The Hidden Price of Fashion's Second Act

Thursday, February 19, 2026

The Hidden Price of Fashion's Second Act

eBay's $1.2 billion purchase of Depop reveals how corporate giants are monetizing Gen Z's economic anxiety—turning thrift from necessity into profit while the financial pressures that drive young people to resale platforms remain unaddressed.

When eBay announced its $1.2 billion acquisition of Depop this week, the press releases celebrated sustainability and youth engagement. But beneath the corporate optimism lies a starker reality: what began as Gen Z's adaptive response to economic pressure has become a lucrative commodity for legacy tech companies.

Depop's seven million users—90% under 34—didn't flock to secondhand fashion primarily for environmental virtue. They came because new clothing has become unaffordable, because entry-level wages haven't kept pace with inflation, because student debt lingers long after graduation. The platform's growth maps not just to sustainability values, but to financial constraint.

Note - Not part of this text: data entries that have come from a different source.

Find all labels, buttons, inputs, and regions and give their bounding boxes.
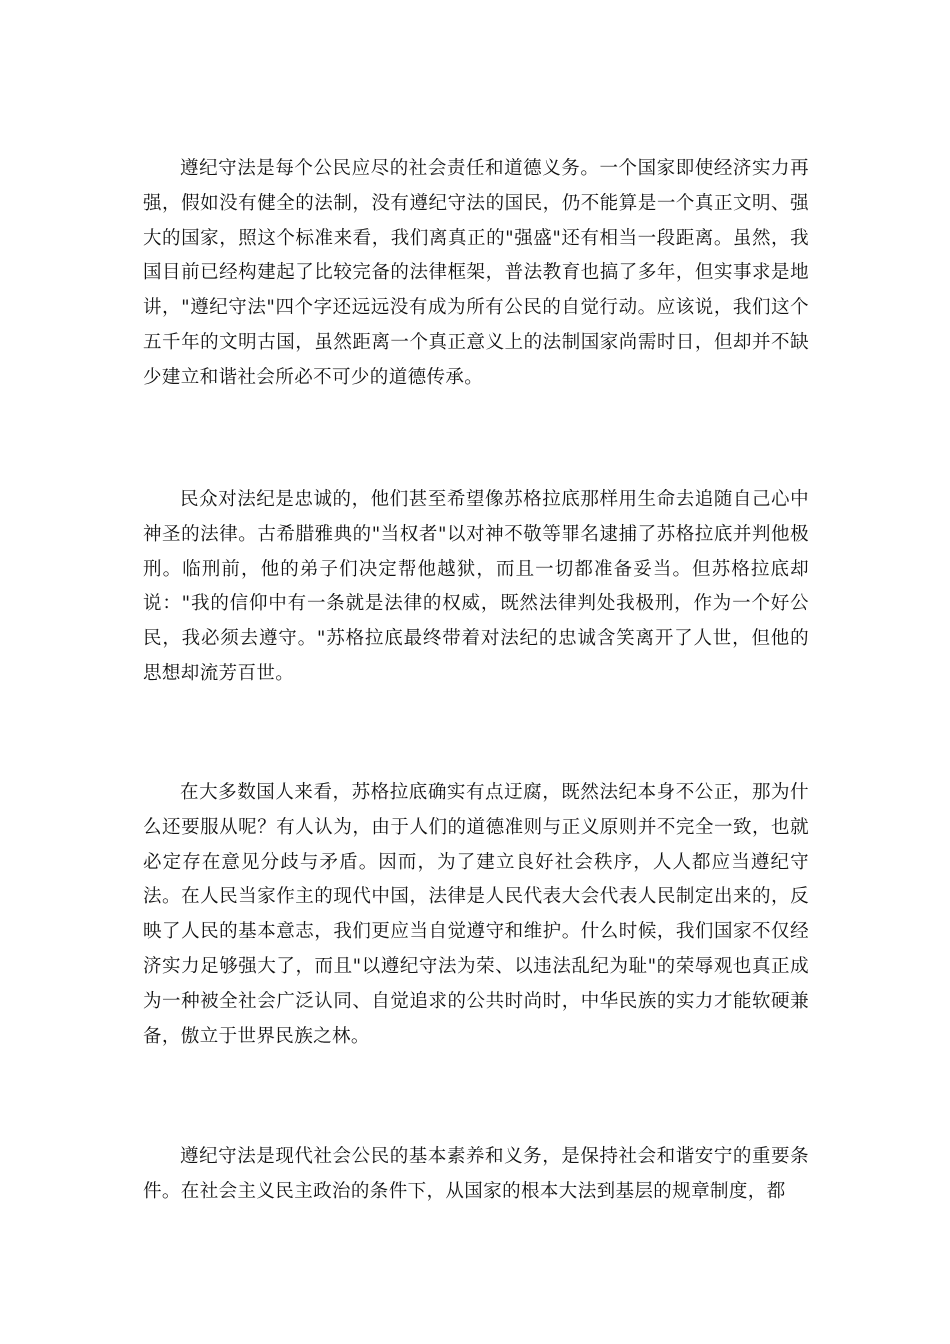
paragraph-3: 在大多数国人来看，苏格拉底确实有点迂腐，既然法纪本身不公正，那为什么还要服从呢？有人认为，由于人们的道德准则与正义原则并不完全一致，也就必定存在意见分歧与矛盾。因而，为了建立良好社会秩序，人人都应当遵纪守法。在人民当家作主的现代中国，法律是人民代表大会代表人民制定出来的，反映了人民的基本意志，我们更应当自觉遵守和维护。什么时候，我们国家不仅经济实力足够强大了，而且"以遵纪守法为荣、以违法乱纪为耻"的荣辱观也真正成为一种被全社会广泛认同、自觉追求的公共时尚时，中华民族的实力才能软硬兼备，傲立于世界民族之林。 xyxy=(143,782,809,1047)
paragraph-2: 民众对法纪是忠诚的，他们甚至希望像苏格拉底那样用生命去追随自己心中神圣的法律。古希腊雅典的"当权者"以对神不敬等罪名逮捕了苏格拉底并判他极刑。临刑前，他的弟子们决定帮他越狱，而且一切都准备妥当。但苏格拉底却说："我的信仰中有一条就是法律的权威，既然法律判处我极刑，作为一个好公民，我必须去遵守。"苏格拉底最终带着对法纪的忠诚含笑离开了人世，但他的思想却流芳百世。 xyxy=(143,489,809,684)
paragraph-1: 遵纪守法是每个公民应尽的社会责任和道德义务。一个国家即使经济实力再强，假如没有健全的法制，没有遵纪守法的国民，仍不能算是一个真正文明、强大的国家，照这个标准来看，我们离真正的"强盛"还有相当一段距离。虽然，我国目前已经构建起了比较完备的法律框架，普法教育也搞了多年，但实事求是地讲，"遵纪守法"四个字还远远没有成为所有公民的自觉行动。应该说，我们这个五千年的文明古国，虽然距离一个真正意义上的法制国家尚需时日，但却并不缺少建立和谐社会所必不可少的道德传承。 xyxy=(143,158,809,388)
paragraph-4: 遵纪守法是现代社会公民的基本素养和义务，是保持社会和谐安宁的重要条件。在社会主义民主政治的条件下，从国家的根本大法到基层的规章制度，都 xyxy=(143,1146,809,1202)
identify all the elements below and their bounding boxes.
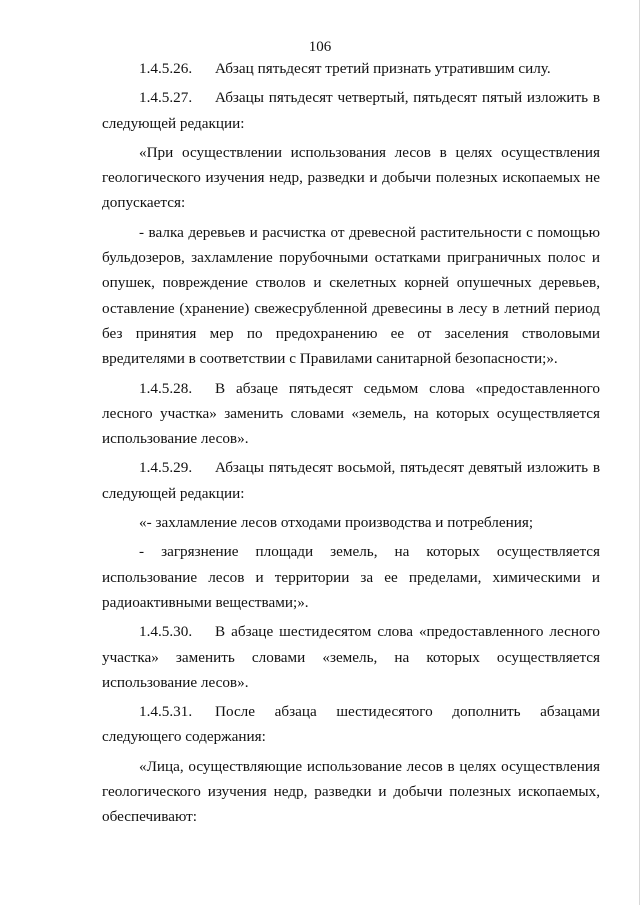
clause-number: 1.4.5.29. xyxy=(139,459,193,477)
paragraph-1-4-5-30 xyxy=(102,619,600,695)
paragraph-text: - загрязнение площади земель, на которых осуществляется использование лесов и территории за ее пределами, химическими и радиоактивными веществами;». xyxy=(102,543,600,611)
paragraph-1-4-5-29 xyxy=(102,455,600,506)
paragraph-text: «- захламление лесов отходами производства и потребления; xyxy=(139,514,534,532)
paragraph-1-4-5-27 xyxy=(102,85,600,136)
paragraph-text: Абзацы пятьдесят четвертый, пятьдесят пятый изложить в следующей редакции: xyxy=(102,89,600,132)
paragraph-text: - валка деревьев и расчистка от древесной растительности с помощью бульдозеров, захламление порубочными остатками приграничных полос и опушек, повреждение стволов и скелетных корней опушечных деревьев, оставление (хранение) свежесрубленной древесины в лесу в летний период без принятия мер по предохранению ее от заселения стволовыми вредителями в соответствии с Правилами санитарной безопасности;». xyxy=(102,223,600,368)
paragraph-text: «Лица, осуществляющие использование лесов в целях осуществления геологического изучения недр, разведки и добычи полезных ископаемых, обеспечивают: xyxy=(102,757,600,826)
quoted-paragraph xyxy=(102,140,600,216)
clause-number: 1.4.5.30. xyxy=(139,623,193,641)
paragraph-text: После абзаца шестидесятого дополнить абзацами следующего содержания: xyxy=(102,703,600,746)
quoted-paragraph xyxy=(102,754,600,830)
paragraph-text: В абзаце пятьдесят седьмом слова «предоставленного лесного участка» заменить словами «земель, на которых осуществляется использование лесов». xyxy=(102,379,600,448)
paragraph-text: Абзац пятьдесят третий признать утратившим силу. xyxy=(215,60,551,77)
clause-number: 1.4.5.28. xyxy=(139,379,193,397)
paragraph-1-4-5-26 xyxy=(102,56,600,81)
paragraph-text: В абзаце шестидесятом слова «предоставленного лесного участка» заменить словами «земель, на которых осуществляется использование лесов». xyxy=(102,623,600,691)
clause-number: 1.4.5.31. xyxy=(139,703,193,721)
quoted-list-item xyxy=(102,220,600,372)
clause-number: 1.4.5.27. xyxy=(139,89,193,107)
quoted-list-item xyxy=(102,539,600,615)
paragraph-1-4-5-28 xyxy=(102,376,600,452)
document-body xyxy=(102,56,600,834)
clause-number: 1.4.5.26. xyxy=(139,60,193,77)
quoted-list-item xyxy=(102,510,600,535)
paragraph-text: «При осуществлении использования лесов в целях осуществления геологического изучения недр, разведки и добычи полезных ископаемых не допускается: xyxy=(102,143,600,212)
page-number: 106 xyxy=(308,39,332,55)
paragraph-1-4-5-31 xyxy=(102,699,600,750)
paragraph-text: Абзацы пятьдесят восьмой, пятьдесят девятый изложить в следующей редакции: xyxy=(102,459,600,502)
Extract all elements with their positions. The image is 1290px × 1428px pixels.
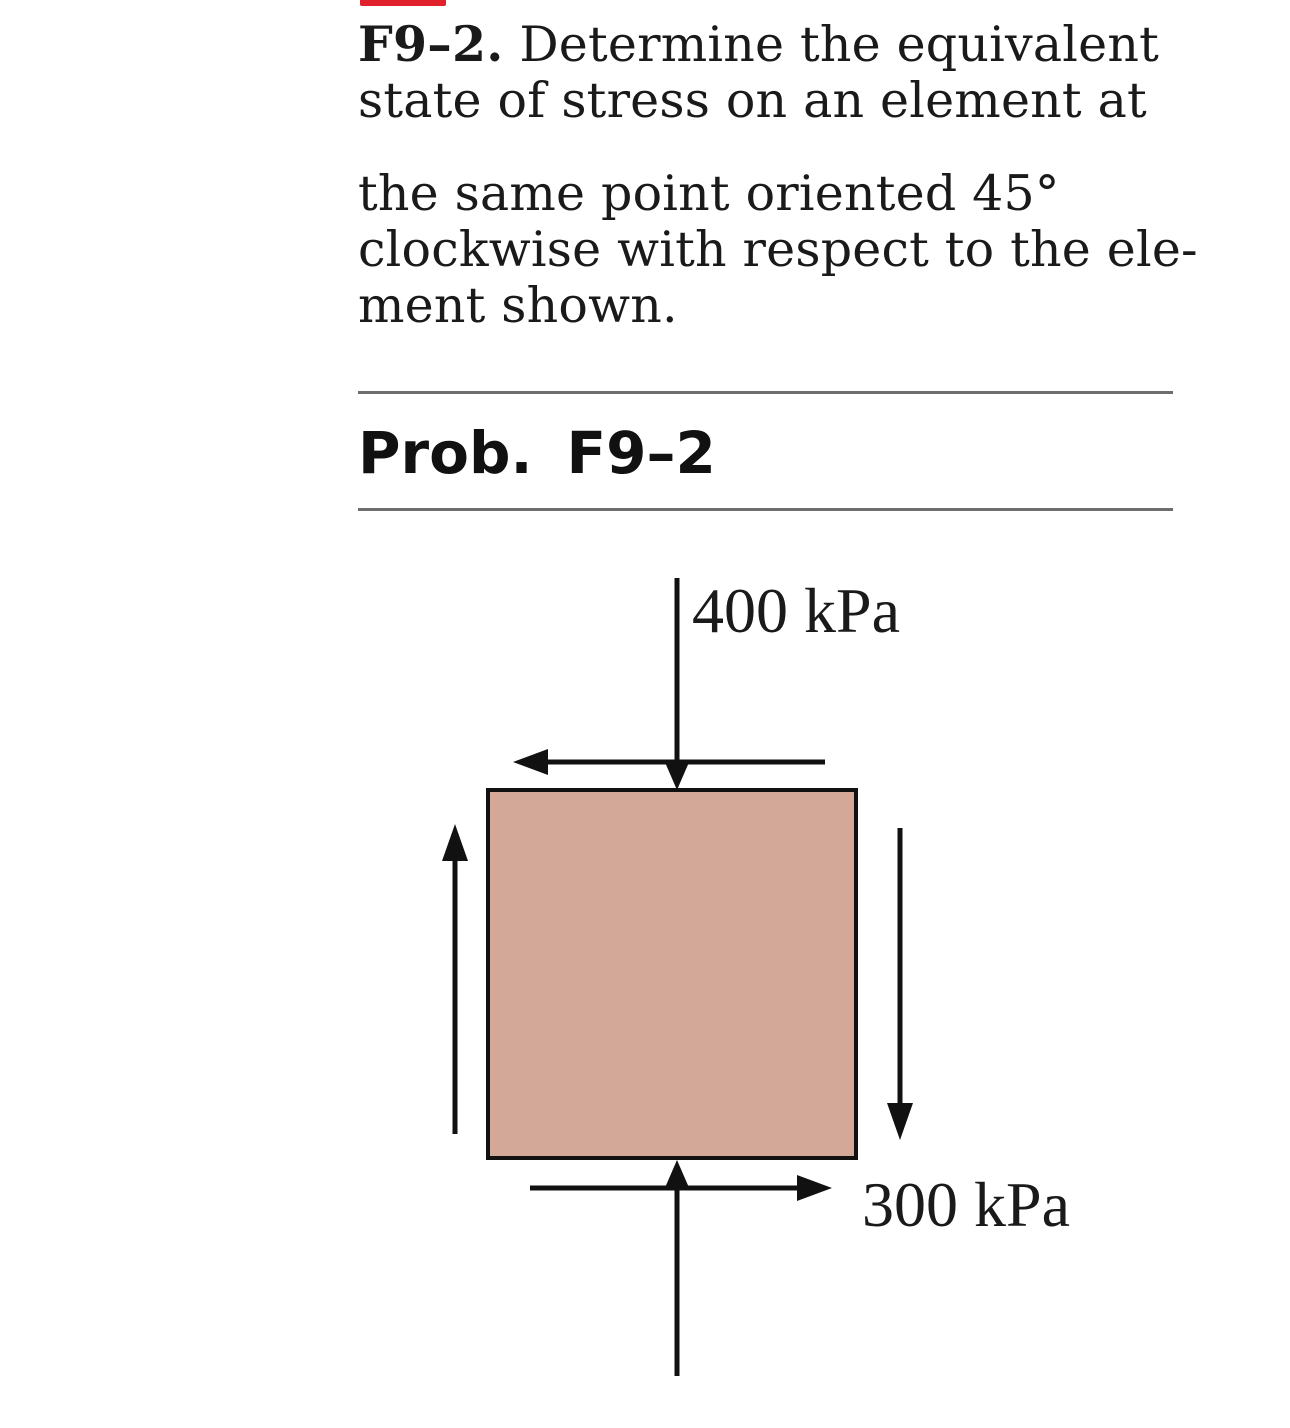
stress-element xyxy=(488,790,856,1158)
normal-stress-arrow-bottom xyxy=(664,1160,690,1376)
problem-line-2: state of stress on an element at xyxy=(358,72,1147,129)
caption-id: F9–2 xyxy=(566,419,716,487)
problem-line-3: the same point oriented 45° xyxy=(358,165,1060,222)
normal-stress-label: 400 kPa xyxy=(692,575,900,646)
caption-prob: Prob. xyxy=(358,419,533,487)
problem-line-4: clockwise with respect to the ele- xyxy=(358,221,1198,278)
problem-line-5: ment shown. xyxy=(358,277,678,334)
normal-stress-arrow-top xyxy=(664,578,690,790)
shear-arrow-right xyxy=(887,828,913,1140)
problem-text-1: Determine the equivalent xyxy=(503,16,1160,73)
shear-stress-label: 300 kPa xyxy=(862,1169,1070,1240)
problem-number: F9–2. xyxy=(358,15,504,73)
shear-arrow-left xyxy=(442,824,468,1134)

Now eBay profits from what economic anxiety built. Etsy, which bought Depop for $1.6 billion five years ago, exits at a loss while eBay gains access to a generation's coping mechanism. The irony is sharp: young sellers hustle on these platforms to make rent, while the platforms themselves sell for billions.

This pattern—corporate profit extracted from individual struggle—echoes throughout scripture's warnings about systems that burden the vulnerable while enriching the powerful. Jesus overturned tables when commerce exploited those who had no choice but to participate. The sellers in the temple weren't there because they loved the marketplace; they were there because the system required it.

The Christian call isn't to romanticize poverty or condemn commerce entirely. It's to see clearly who bears the weight in any economic arrangement—and to ask whether our systems serve human flourishing or merely extract value from human need. Depop's billions reveal the cost of looking away.